Once you’re happy with your setup, click and lock the shutter release button. Assuming the shutter mode is set to high speed continuous, the camera should now automatically take images in quick succession. If you have a more sophisticated shutter release, you should be able to program it to do this (but don’t ask me how).

How long should you take photos for? The Earth rotates once every ~24 hours, so one full circle of star trails corresponds to 24 hours of exposures. From experience I can tell you that 2-3 hours is usually more than enough. My absolute minimum is 1 hour. You can always exclude images if you think the trails are too long; you can’t add conjure up images at a later time.

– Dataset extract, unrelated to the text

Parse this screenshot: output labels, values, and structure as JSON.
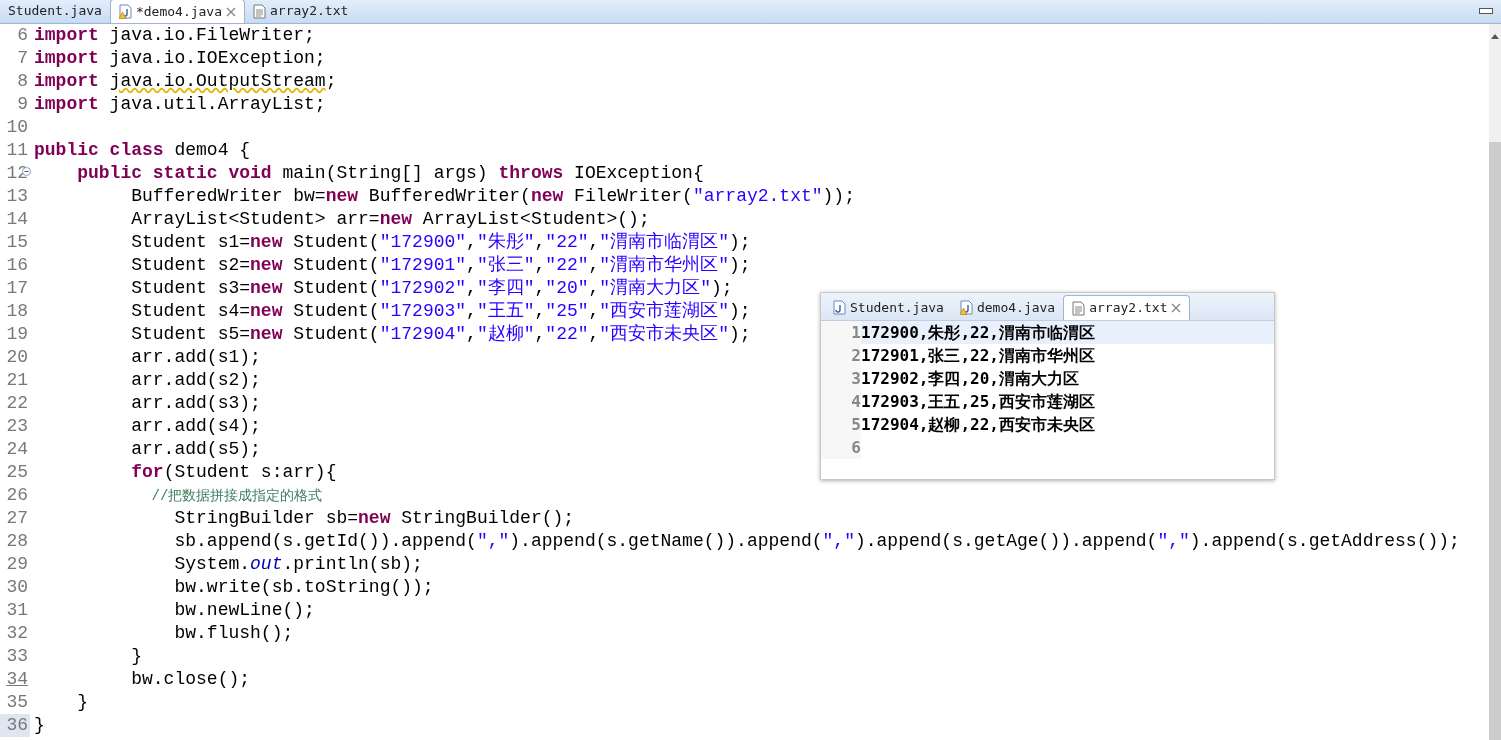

This is where you can sit back, relax, and enjoy the view.

8. Take some dark frames

After your last exposure, put the lens cap on and take another series of images (at least 5). These “dark frames”, when averaged and subtracted from your photos, can remove noise caused by imperfections in the camera sensor (hot pixels). You don’t normally see these bright spots in everyday photos because you’re collecting much more light and this noise gets drowned out.

9. Stacking your images

My go-to piece of software for making star trails is StarStaX. It’s free, works on Mac and Windows, and is very straightforward to use. Drag and drop the images (JPGs) you want into the program, click the stack button, and watch the images form star trails before your eyes.

The program lets you preview and deselect individual images that cause problems in your stacked image, like someone accidentally shining a torch or kicking the tripod (hey, it happens). Sometimes, you might decide to cut out the first or last portion of images if e.g. the sky becomes too bright near sunrise/sunset, or something messes up more than 3-5 consecutive images (this many frames can’t be removed without creating an obvious gap in the trails). There are plenty of settings to experiment with, such as blending, gap filling and comet mode. Once you’re happy, load the dark frames, set it stacking and save the final product.

Tip: If you want to make a time lapse video out of your stacked images, check the “save after each step” box in the Preferences tab.

10. Make adjustments

If you’ve got your settings right, your image won’t need much work at all. I usually just make a few aesthetic adjustments (bring out the foreground, remove annoying lights, objects or planes) in Photoshop, add my watermark and call it a day. You might prefer to subtract your darks or make adjustments to your raw images before stacking them, using Lightroom or similar.

Sometimes an image isn’t salvageable, but don’t be disheartened. It’s more of an art than a science, and you’ll find what works best for you with practice. ๐Ÿ™‚

Everything that could have gone wrong with this photo went wrong.